Plusieurs textes européens ayant des impacts majeurs en droit de la cybersécurité ont été adoptés à la fin de l’année 2022. Nous vous proposons ici un focus synthétique sur les grandes orientations que l’on peut retrouver en la matière dans deux de ces principaux textes, la directive NIS 2 d’une part et le règlement DORA de l’autre, qui dessinent un avenir de plus en plus commun en la matière.

La France, par le biais de la Loi de Programmation Militaire du 18 décembre 2013, a fortement aiguillonné l’Union européenne au moment de réfléchir au cadre à prévoir afin d’assurer la cybersécurité des entités économiques majeures. En effet, leurs vulnérabilités informatiques pourraient avoir des conséquences désastreuses pour l’ensemble de l’Europe. En France, les Opérateurs d’importance vitale (OIV) ont ainsi hérité d’un cadre et d’une surveillance stricts sous l’égide de l’Anssi, imposant le recours notamment à des prestataires qualifiés par l’Anssi (ainsi que des systèmes qualifiés de détection des événements susceptibles d’affecter la sécurité de leurs systèmes d’information d’importance vitale, etc.).
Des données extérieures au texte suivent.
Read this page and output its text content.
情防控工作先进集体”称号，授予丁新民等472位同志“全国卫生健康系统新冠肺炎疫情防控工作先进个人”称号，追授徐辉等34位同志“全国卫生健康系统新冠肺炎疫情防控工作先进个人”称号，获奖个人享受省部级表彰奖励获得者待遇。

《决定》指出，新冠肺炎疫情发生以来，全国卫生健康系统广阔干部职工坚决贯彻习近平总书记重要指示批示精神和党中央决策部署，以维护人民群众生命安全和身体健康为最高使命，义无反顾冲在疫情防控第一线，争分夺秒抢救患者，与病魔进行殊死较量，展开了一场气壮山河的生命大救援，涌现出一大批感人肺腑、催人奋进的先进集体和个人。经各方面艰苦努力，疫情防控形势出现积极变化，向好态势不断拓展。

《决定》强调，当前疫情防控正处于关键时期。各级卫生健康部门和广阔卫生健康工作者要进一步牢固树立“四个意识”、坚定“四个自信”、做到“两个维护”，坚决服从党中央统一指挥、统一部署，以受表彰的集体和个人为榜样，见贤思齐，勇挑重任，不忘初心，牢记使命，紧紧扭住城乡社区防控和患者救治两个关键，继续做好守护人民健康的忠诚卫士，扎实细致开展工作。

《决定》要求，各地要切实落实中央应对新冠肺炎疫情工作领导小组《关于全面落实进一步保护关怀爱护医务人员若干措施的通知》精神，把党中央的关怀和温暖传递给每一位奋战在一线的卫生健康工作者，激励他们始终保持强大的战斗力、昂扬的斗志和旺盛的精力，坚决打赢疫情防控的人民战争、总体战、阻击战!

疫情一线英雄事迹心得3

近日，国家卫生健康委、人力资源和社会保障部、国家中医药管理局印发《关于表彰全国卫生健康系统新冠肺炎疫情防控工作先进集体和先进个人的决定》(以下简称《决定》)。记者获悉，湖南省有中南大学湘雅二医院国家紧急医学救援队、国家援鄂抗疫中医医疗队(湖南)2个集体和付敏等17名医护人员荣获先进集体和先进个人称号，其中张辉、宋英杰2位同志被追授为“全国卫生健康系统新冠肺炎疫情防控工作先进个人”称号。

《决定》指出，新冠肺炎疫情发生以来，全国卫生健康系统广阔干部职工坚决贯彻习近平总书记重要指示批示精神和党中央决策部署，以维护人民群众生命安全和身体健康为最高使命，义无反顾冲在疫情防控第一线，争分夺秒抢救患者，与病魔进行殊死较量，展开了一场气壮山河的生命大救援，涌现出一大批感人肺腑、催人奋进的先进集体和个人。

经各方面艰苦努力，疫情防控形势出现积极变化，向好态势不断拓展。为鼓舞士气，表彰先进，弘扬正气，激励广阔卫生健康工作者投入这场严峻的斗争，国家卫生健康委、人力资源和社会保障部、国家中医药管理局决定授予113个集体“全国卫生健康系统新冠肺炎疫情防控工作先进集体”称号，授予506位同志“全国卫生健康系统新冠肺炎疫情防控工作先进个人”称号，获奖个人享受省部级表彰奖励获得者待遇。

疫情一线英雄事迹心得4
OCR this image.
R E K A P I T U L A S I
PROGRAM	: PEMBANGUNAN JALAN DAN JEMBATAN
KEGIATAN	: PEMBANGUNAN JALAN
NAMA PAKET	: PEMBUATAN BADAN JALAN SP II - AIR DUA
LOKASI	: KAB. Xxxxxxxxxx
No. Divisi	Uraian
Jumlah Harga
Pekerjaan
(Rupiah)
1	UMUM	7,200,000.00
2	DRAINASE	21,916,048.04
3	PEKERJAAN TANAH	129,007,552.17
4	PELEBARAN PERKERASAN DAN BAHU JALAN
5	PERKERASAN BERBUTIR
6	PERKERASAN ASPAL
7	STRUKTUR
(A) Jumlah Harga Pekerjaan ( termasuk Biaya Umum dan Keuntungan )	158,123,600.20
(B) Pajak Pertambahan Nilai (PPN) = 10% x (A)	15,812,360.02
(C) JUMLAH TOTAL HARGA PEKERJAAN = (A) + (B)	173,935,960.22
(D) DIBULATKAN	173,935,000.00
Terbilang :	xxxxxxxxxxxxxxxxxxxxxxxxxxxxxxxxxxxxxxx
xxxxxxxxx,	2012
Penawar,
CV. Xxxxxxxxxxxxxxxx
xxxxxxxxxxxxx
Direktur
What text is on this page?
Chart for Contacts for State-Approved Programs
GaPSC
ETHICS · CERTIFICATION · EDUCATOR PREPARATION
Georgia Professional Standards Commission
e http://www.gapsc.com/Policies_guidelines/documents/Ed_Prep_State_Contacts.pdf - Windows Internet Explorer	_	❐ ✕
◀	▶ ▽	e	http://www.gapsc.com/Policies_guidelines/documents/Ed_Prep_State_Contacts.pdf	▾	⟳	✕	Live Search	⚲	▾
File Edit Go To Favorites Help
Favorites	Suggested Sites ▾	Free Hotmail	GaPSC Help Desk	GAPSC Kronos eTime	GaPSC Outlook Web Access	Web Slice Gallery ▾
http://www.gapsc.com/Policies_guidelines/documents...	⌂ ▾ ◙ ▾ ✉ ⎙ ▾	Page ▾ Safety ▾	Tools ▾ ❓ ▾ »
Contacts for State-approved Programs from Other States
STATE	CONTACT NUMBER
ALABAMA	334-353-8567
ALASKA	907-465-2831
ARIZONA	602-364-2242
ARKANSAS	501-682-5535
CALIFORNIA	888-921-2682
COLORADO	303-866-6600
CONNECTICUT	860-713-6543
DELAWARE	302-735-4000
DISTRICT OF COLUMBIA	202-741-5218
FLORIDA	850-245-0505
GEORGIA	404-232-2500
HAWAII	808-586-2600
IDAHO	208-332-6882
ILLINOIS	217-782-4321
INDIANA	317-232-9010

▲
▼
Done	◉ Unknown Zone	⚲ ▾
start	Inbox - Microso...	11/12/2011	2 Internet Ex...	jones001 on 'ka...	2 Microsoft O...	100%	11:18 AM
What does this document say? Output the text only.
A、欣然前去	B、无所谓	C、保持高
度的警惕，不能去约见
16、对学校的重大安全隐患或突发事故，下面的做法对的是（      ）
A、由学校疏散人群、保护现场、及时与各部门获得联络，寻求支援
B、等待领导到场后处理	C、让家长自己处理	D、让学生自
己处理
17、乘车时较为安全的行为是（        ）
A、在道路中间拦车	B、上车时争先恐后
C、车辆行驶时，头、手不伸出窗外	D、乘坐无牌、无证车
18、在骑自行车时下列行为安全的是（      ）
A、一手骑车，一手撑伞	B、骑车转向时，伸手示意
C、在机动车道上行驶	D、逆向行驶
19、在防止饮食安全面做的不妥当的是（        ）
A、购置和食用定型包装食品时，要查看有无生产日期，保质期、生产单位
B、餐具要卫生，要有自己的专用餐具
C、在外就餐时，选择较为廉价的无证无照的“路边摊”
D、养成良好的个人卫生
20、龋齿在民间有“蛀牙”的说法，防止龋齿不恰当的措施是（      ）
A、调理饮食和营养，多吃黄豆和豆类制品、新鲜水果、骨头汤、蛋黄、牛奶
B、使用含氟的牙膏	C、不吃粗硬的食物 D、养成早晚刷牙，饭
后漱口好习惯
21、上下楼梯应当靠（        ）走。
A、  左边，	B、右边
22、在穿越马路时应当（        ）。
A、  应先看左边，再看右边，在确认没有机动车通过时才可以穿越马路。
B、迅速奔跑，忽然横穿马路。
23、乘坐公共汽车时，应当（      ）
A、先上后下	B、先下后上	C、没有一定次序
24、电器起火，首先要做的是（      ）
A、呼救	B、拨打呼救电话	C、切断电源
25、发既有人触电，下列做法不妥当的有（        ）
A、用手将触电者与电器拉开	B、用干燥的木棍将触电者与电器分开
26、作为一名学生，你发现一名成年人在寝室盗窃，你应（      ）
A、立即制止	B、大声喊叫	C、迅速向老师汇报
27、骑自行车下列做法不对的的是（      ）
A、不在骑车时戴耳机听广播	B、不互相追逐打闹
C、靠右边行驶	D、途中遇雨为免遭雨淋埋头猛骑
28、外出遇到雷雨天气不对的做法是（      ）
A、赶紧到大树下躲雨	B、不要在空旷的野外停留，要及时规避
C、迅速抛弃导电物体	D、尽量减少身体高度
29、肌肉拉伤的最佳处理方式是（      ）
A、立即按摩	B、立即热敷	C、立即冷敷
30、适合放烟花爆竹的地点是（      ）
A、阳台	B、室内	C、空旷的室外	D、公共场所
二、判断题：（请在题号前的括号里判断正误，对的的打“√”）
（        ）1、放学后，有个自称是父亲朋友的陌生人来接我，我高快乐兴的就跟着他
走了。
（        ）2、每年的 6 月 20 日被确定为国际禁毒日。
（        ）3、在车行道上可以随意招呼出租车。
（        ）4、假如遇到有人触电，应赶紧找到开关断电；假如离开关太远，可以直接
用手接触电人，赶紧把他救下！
Deux textes, deux origines, un destin commun

Au niveau européen, la directive NIS du 6 juillet 2016 a posé les bases de la coopération en matière de cybersécurité et de l’échange d’informations sur les cyberattaques. Elle a également imposé des règles en la matière, applicables à un certain nombre d’acteurs, les Opérateurs de services essentiels (OSE), et dans une moindre mesure les Fournisseurs de services numériques (FSN) que chaque État membre désignait de son côté. Cette directive a été transposée en France par la loi du 26 février 2018. Au-delà des déclarations d’intention que l’on retrouve fréquemment dans d’autres textes, il était programmé dès l’origine que cette directive serait effectivement revue et que le niveau des exigences ou le cercle des acteurs concernés ne feraient que s’élargir. C’est désormais chose faite avec la directive NIS 2 du 14 décembre 2022, qui devra être transposée par les États membres d’ici au 17 octobre 2024, pour une application de ses règles au 18 octobre 2024.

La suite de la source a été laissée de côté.